Sehr geehrte Frau Bundeskanzlerin,
die Unterzeichner dieses Briefes sind Leiter von in Beirut tätigen deutschen Organisationen sowie private deutsche Staatsangehörige mit langjährigen Erfahrungen im Alltags,- Wirtschafts,- und Politikleben des Landes. Wir wenden uns an Sie unter dem schmerzhaften Eindruck der Aggression, die dieses Land wiederum erleidet und möchten bei Ihnen eine angemessene Reaktion auf dieses Geschehen anmahnen.
Eindeutig verurteilen wir die Entführung israelischer Soldaten und alle gewalttätigen Aktionen von Hezbollah ohne jede staatliche Legitimation. Die militärische Antwort des Nachbarstaates auf die Entführung der Soldaten verletzt jedoch zweifelsfrei die gebotene Verhältnismäßigkeit. Sie dient nicht der Selbstverteidigung nach Art. 51 UN-Charta und widerspricht dem Völkerrecht. Die israelischen Attacken, die praktische Gefangennahme beider Völker -sowohl im Gaza-Streifen wie nun im Libanon- steht auch im Widerspruch zu Prinzipien unserer eigenen Rechtsordnung, die der staatlichen Gewalt Grenzen setzt.
Die Zerstörung der nach dem Bürgerkrieg soeben wieder aufgebauten Infrastruktur des Landes (Flughafen, Elektrizitäswerke, Brücken, Straßen , Wohnhäuser), wirft das Land wirtschaftlich in die 80iger Jahre zurück. Die Blockierung der Häfen macht die Versorgung von 3,6 Millionen Menschen unmöglich. Die anhaltende planvolle Zerstörung aller Verkehrsverbindungen mit Syrien verwandelt das gesamte Land praktisch in ein großes Gefängnis. Wir erleben diese Zerstörung als Zerstörungswut, wenngleich sie kalkuliert sein mag. Und wir fragen Sie: Kann dieser Terror als Selbstverteidigung eines Landes gerechtfertigt bzw. mit der Befreiung von Soldaten begründet werden?

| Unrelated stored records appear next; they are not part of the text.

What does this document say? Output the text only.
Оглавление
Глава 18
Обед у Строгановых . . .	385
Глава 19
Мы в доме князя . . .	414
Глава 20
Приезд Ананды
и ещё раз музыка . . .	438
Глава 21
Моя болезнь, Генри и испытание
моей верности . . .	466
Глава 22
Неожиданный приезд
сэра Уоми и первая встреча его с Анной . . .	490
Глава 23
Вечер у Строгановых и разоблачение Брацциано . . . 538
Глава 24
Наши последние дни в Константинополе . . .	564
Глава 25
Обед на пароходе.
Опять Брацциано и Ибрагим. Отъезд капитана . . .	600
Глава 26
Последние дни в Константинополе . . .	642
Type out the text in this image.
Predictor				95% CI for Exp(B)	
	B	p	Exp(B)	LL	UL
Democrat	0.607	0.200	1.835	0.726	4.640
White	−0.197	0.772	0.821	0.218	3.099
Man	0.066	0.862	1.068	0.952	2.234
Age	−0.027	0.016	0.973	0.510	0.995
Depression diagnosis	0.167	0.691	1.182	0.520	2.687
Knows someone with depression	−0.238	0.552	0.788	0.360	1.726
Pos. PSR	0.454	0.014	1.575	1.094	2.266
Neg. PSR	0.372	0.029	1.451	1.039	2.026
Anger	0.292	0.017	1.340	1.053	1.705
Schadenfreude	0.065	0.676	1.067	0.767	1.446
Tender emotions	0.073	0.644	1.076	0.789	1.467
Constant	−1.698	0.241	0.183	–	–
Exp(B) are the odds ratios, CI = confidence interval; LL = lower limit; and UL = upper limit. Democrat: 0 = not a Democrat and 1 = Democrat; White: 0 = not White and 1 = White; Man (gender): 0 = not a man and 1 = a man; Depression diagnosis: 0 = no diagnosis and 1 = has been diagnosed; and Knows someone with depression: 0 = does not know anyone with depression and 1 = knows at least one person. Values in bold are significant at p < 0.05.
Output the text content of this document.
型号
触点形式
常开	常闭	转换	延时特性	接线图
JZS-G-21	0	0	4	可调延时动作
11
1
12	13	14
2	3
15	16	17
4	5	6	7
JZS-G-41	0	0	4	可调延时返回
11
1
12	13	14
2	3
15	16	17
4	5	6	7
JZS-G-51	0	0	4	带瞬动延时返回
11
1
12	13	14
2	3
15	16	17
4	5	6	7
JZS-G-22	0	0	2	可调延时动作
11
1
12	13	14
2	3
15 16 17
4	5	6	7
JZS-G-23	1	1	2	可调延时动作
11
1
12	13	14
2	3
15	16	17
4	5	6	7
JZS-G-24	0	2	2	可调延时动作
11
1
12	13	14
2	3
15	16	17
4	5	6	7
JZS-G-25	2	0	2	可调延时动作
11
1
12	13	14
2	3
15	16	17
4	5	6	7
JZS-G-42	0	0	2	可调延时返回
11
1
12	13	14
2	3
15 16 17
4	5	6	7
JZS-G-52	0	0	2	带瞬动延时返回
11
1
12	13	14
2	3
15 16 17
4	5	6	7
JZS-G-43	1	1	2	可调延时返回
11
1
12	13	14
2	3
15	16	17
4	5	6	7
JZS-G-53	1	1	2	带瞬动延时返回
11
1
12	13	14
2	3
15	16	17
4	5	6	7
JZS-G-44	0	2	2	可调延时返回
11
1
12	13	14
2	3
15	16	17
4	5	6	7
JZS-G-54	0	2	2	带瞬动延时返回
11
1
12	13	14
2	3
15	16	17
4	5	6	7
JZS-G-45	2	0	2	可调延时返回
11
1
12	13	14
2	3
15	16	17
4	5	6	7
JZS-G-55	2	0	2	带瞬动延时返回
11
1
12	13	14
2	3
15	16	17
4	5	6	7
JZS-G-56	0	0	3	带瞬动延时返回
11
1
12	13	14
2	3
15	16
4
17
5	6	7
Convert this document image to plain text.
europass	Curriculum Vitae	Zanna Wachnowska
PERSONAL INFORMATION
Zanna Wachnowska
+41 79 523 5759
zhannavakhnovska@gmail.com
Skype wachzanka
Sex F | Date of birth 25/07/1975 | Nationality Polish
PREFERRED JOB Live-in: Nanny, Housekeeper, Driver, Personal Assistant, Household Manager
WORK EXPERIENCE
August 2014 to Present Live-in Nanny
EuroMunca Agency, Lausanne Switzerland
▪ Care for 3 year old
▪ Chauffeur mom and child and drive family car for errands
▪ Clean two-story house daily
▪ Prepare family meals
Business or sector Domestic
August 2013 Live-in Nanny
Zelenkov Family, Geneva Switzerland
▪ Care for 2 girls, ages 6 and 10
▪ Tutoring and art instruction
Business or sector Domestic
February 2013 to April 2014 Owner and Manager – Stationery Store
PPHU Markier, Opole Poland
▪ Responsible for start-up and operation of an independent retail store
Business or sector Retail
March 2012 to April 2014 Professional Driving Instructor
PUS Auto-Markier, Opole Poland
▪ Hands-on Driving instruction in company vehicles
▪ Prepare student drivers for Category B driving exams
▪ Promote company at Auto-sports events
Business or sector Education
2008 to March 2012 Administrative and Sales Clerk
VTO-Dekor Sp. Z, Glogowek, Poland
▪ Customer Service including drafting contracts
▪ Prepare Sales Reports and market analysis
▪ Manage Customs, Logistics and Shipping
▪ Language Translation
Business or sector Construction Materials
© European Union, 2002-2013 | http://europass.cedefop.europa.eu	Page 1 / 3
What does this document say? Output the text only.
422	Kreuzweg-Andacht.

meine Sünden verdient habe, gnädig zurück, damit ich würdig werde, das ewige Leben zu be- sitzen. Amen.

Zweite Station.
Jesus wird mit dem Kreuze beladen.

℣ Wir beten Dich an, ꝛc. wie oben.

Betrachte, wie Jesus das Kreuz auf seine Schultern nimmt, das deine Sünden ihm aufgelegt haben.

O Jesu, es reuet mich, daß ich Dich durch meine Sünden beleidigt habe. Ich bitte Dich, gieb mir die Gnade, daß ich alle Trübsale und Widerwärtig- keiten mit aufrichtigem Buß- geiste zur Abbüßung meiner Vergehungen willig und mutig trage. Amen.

Von dieser Einlassung ist die israelische Regierung inzwischen selbst abgerückt und nimmt nun für sich in Anspruch, für die Einhaltung des UN-Sicherheitsrats Beschlusses 1559 (Entwaffnung der Hezbollah) sorgen zu wollen. Aber auch diese Begründung gestattet nicht das unmenschliche und völkerrechtswidrige Vorgehen Israels. Es versperrt im übrigen jede Aussicht auf Erfolg für die seit Monaten laufenden Bemühungen des Ministerpräsidenten Fouad Siniora, durch inner-libanesischen Dialog zu diesem Ergebnis zu kommen.
Viele unter uns haben vergleichbares Vorgehen der israelischen Regierung bei der Invasion von 1982, die bei Beginn auch mit Art. 51 (Selbstverteidigung) vor der Welt gerechtfertigt wurde, miterlebt. Damals haben die Truppen von Sharon 2.000 (=israelische Quellen) bis 18.000 (=libanes. Quellen) Menschen getötet. Die Verbrechen von Sabra und Chatila unter der Verantwortung der israelischen Truppen sind unvergessen.
Zu der Frage nach Ursache und Wirkung können die Unterzeichner mit vielen Details und eigenen Erfahrungen beitragen: hier kommt jedoch niemand zu dem Schluss, dass der anhaltende Bomben-Terror der Selbstverteidigung Israels dienen könnte.
Wir sind der Überzeugung, dass dieses Land seit 1978 ständigen Demütigungen seitens der israelischen Regierung unterworfen wird, die ein Ende finden müssen. Wir fordern Sie auf, sehr geehrte Frau Bundeskanzlerin, sich in den Schmerz des Libanon und die Verzweiflung derjenigen, die diesen Terror miterleben, einzufühlen und die Rechtfertigung der anhaltenden Bombardierungen seitens der übermächtigen Kriegspartei auch öffentlich aufzugeben.
Demütigungen und Hoffnungslosigkeit tragen dazu bei, Extremismus zu fördern. Bisher haben Ihre öffentlichen Erklärungen den betroffenen hilflosen Menschen hier keinerlei Hoffnung gegeben.